Merge lp:~mbp/launchpad/391780-markdown into lp:launchpad

Proposed by Martin Pool
Status: Merged
Approved by: Martin Pool
Approved revision: no longer in the source branch.
Merged at revision: 14384
Proposed branch: lp:~mbp/launchpad/391780-markdown
Merge into: lp:launchpad
Diff against target: 225 lines (+90/-4)
7 files modified
lib/lp/app/browser/stringformatter.py (+26/-1)
lib/lp/app/browser/tests/test_stringformatter.py (+50/-0)
lib/lp/registry/browser/person.py (+3/-1)
lib/lp/registry/templates/product-index.pt (+3/-2)
lib/lp/services/features/flags.py (+6/-0)
setup.py (+1/-0)
versions.cfg (+1/-0)
To merge this branch: bzr merge lp:~mbp/launchpad/391780-markdown
Reviewer Review Type Date Requested Status
Raphaël Badin (community) Approve
Review via email: mp+82832@code.launchpad.net

Commit message

[r=rvb][bug=391780][incr] Markdown markup in project and user home pages

Description of the change

Support Markdown markup in project and user home pages, per bug 391780.

To post a comment you must log in.
Revision history for this message
Raphaël Badin (rvb) wrote :

Looks good.

A few remarks:

[0]

50 +def format_markdown(text):
51 + """Return html form of marked-up text."""
52 + # This returns whole paragraphs (in p tags), similarly to text_to_html.
53 + md = markdown.Markdown(
54 + safe_mode='escape',
55 + extensions=[
56 + 'tables',
57 + ])
58 + return md.convert(text) # How easy was that?

Looks like there is a big overhead in creating the Mardown class each time we have a string to convert:

python -m timeit -s 'import markdown; md = markdown.Markdown(safe_mode="escape",extensions=[ "tables",])' 'for x in range(1000): md.convert("a *b* a");'
10 loops, best of 3: 246 msec per loop

python -m timeit -s 'import markdown;' 'for x in range(1000): markdown.Markdown(safe_mode="escape",extensions=[ "tables",]).convert("a *b* a");'
10 loops, best of 3: 471 msec per loop

You might want to create and reuse instances stored in threading.local.

[1]

125 + def test_plain_text(self):
126 + self.assertThat(
127 + 'hello world',
128 + MarksDownAs('<p>hello world</p>'))

Don't you want to include 'real' markdown markup here, just as an illustration for the reader?

[2]

160 - <div class="summary" tal:content="context/summary">
161 + <div class="summary"
162 + tal:content="structure context/summary/fmt:markdown">
163 $Product.summary goes here.
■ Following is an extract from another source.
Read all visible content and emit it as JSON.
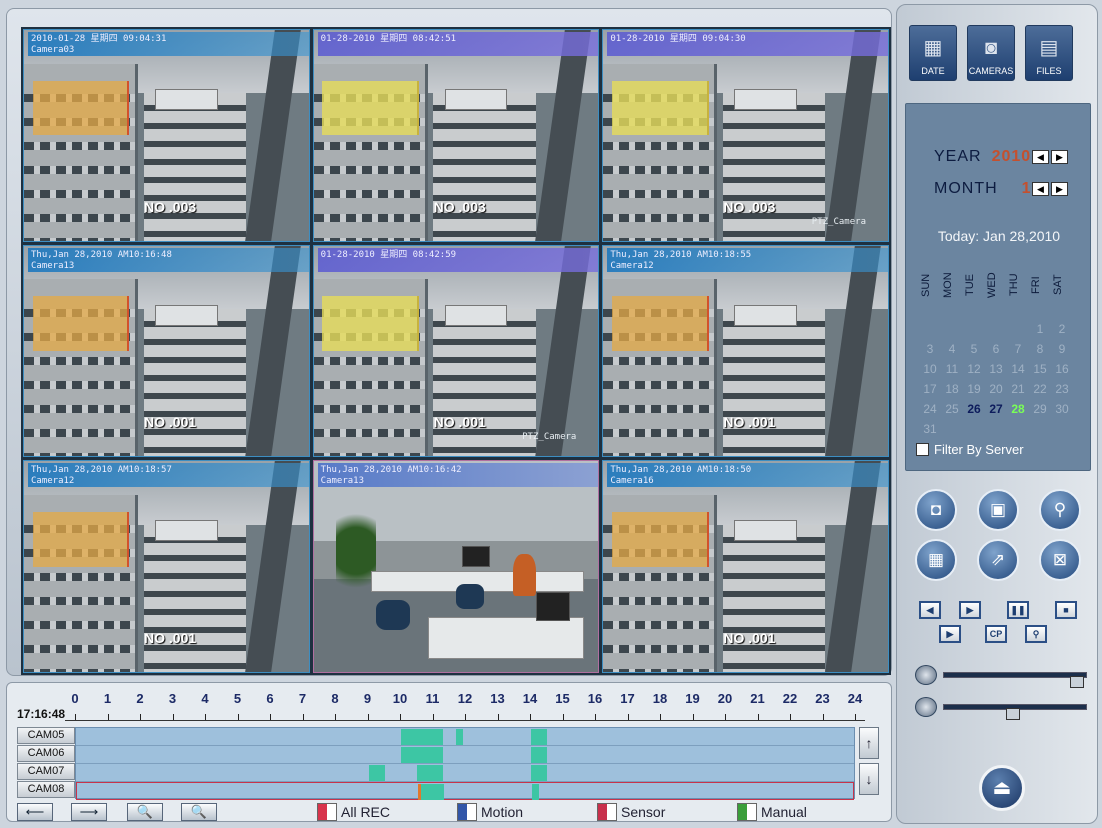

This should be quite short,

Small indentation inconsistency here ;)

review: Approve
Revision history for this message
Martin Pool (mbp) wrote :

thanks for all these reviews.

this is not quite ready to land, with some issues still discussed on the bug.

Thank you for timing this - of course we have to do that first.
That's a good point that constructing the instance seems expensive. I
was worried by your timings until I realized you're actually measuring
1000 iterations. On my machine:

"a *b* a" is 0.246ms
10 plain text lines - 0.34ms
100 indented code lines - 0.4ms
100 lines with inline emphasis and links - 29ms
1000 lines with markup - 306ms

So for really large amounts of text it is starting to eat up a fair
amount of our render budget, but for more realistic amounts it will be
ok. Perhaps in a future release we can render on the client (if the
client is smart) and then actually take net load off the server.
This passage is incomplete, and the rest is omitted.